Skip to content

EDITORIAL: True intermediary needs impartiality

Negotiations between the BC Teachers Federation and the BC Liberals deserve an impartial, independent mediator.

Wherever one stands on the current teachers’ dispute, it must be recognized that it is crucial for all sides that the mediator appointed should be considered by all parties to be independent and impartial at the outset.

Unfortunately for upcoming negotiations – already a potential minefield – there are serious flaws in the optics of the B.C. government’s appointment of Charles Jago as mediator, at an estimated cost to taxpayers of $2,000 per day .

A former president of the University of Northern B.C. and author of a 2006 report on education in the province, Jago has been faulted by the BC Teachers Federation as a former contributor to the BC Liberals’ war chest – to the tune of $500 in 2007 and the same again in 2010.

Jago has explained the amounts represent tickets purchased for fundraising golf tournaments, as though that somehow made them less significant than straight contributions to the BC Liberal cause. But contributions – and generous ones – they were.

The public may have a hard time believing one would dish out that kind of money for something one doesn’t endorse, and Jago’s presence at such fundraising events implies, at the very least, some philosophic alignment with the party.

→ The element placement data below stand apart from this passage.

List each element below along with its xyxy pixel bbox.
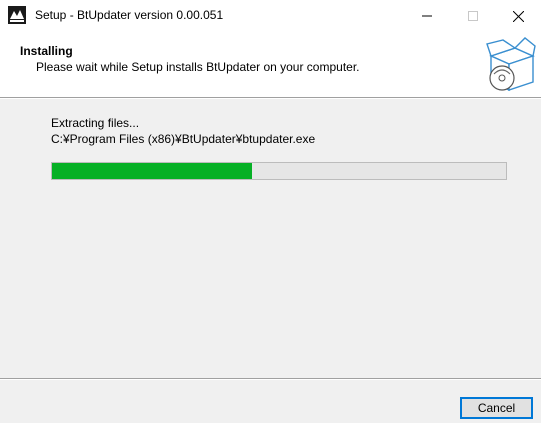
cancel-button[interactable]: Cancel [460,397,533,419]
close-icon [512,10,524,22]
install-progress-bar [51,162,507,180]
install-box-icon [485,36,537,94]
minimize-icon [422,15,432,17]
page-subtitle: Please wait while Setup installs BtUpdat… [36,60,360,74]
maximize-icon [468,11,478,21]
page-title: Installing [20,44,73,58]
maximize-button[interactable] [450,0,496,32]
current-file-label: C:¥Program Files (x86)¥BtUpdater¥btupdat… [51,132,316,146]
minimize-button[interactable] [404,0,450,32]
close-button[interactable] [495,0,541,32]
setup-window: Setup - BtUpdater version 0.00.051 Insta… [0,0,541,423]
title-bar[interactable]: Setup - BtUpdater version 0.00.051 [0,0,541,32]
window-title: Setup - BtUpdater version 0.00.051 [35,8,224,22]
wizard-header: Installing Please wait while Setup insta… [0,32,541,97]
setup-app-icon[interactable] [8,6,26,24]
progress-fill [52,163,252,179]
status-label: Extracting files... [51,116,140,130]
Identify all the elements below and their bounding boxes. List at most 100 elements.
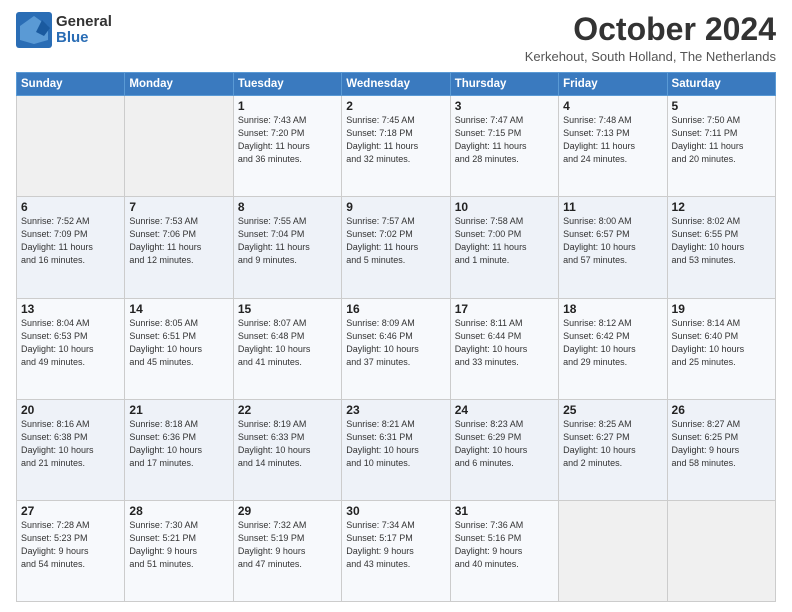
- day-number: 3: [455, 99, 554, 113]
- location: Kerkehout, South Holland, The Netherland…: [525, 49, 776, 64]
- day-number: 9: [346, 200, 445, 214]
- calendar-cell: 26Sunrise: 8:27 AMSunset: 6:25 PMDayligh…: [667, 399, 775, 500]
- day-number: 17: [455, 302, 554, 316]
- calendar-cell: 9Sunrise: 7:57 AMSunset: 7:02 PMDaylight…: [342, 197, 450, 298]
- calendar-cell: 6Sunrise: 7:52 AMSunset: 7:09 PMDaylight…: [17, 197, 125, 298]
- day-info: Sunrise: 8:09 AMSunset: 6:46 PMDaylight:…: [346, 317, 445, 369]
- calendar-cell: 25Sunrise: 8:25 AMSunset: 6:27 PMDayligh…: [559, 399, 667, 500]
- day-info: Sunrise: 7:43 AMSunset: 7:20 PMDaylight:…: [238, 114, 337, 166]
- calendar-cell: 20Sunrise: 8:16 AMSunset: 6:38 PMDayligh…: [17, 399, 125, 500]
- logo-text: General Blue: [56, 14, 112, 47]
- calendar-cell: 11Sunrise: 8:00 AMSunset: 6:57 PMDayligh…: [559, 197, 667, 298]
- day-number: 8: [238, 200, 337, 214]
- day-info: Sunrise: 7:34 AMSunset: 5:17 PMDaylight:…: [346, 519, 445, 571]
- day-info: Sunrise: 8:05 AMSunset: 6:51 PMDaylight:…: [129, 317, 228, 369]
- calendar-cell: 16Sunrise: 8:09 AMSunset: 6:46 PMDayligh…: [342, 298, 450, 399]
- day-number: 18: [563, 302, 662, 316]
- day-of-week-header: Wednesday: [342, 73, 450, 96]
- day-of-week-header: Monday: [125, 73, 233, 96]
- day-number: 22: [238, 403, 337, 417]
- calendar-cell: 21Sunrise: 8:18 AMSunset: 6:36 PMDayligh…: [125, 399, 233, 500]
- day-info: Sunrise: 8:25 AMSunset: 6:27 PMDaylight:…: [563, 418, 662, 470]
- day-number: 11: [563, 200, 662, 214]
- day-info: Sunrise: 7:52 AMSunset: 7:09 PMDaylight:…: [21, 215, 120, 267]
- calendar-cell: 4Sunrise: 7:48 AMSunset: 7:13 PMDaylight…: [559, 96, 667, 197]
- day-info: Sunrise: 7:48 AMSunset: 7:13 PMDaylight:…: [563, 114, 662, 166]
- day-info: Sunrise: 8:02 AMSunset: 6:55 PMDaylight:…: [672, 215, 771, 267]
- day-info: Sunrise: 8:14 AMSunset: 6:40 PMDaylight:…: [672, 317, 771, 369]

It is true the BCTF is of a mind to find fault with Jago’s background and the circumstances of his appointment – hardly surprising considering the rancor surrounding Education Minister George Abbott’s introduction of Bill 22, which imposed the current cooling off period and mediation.

But one can only imagine the sound and fury that would have been heard had a left-wing government appointed a mediator who had made such contributions to the BCTF or NDP.

And now comes the admission from Abbott that Jago both saw – and suggested changes to – Bill 22 before it became law, even before the BCTF had a chance to submit its own suggestions for mediator.

It is pointless to argue, as Abbott has done, that the sections Jago viewed of the draft bill pertained only to his terms of reference and his mandate. That he contributed to any of it clearly compromises the process – in the same way as discussion of evidence of a criminal case among jurors, however innocuous, is deemed sufficient cause to declare a mistrial.

Given the plummeting popularity for the BC Liberals – and what many see as the yawning credibility gap for the provincial government –  such blunders do nothing to improve their chances of being re-elected.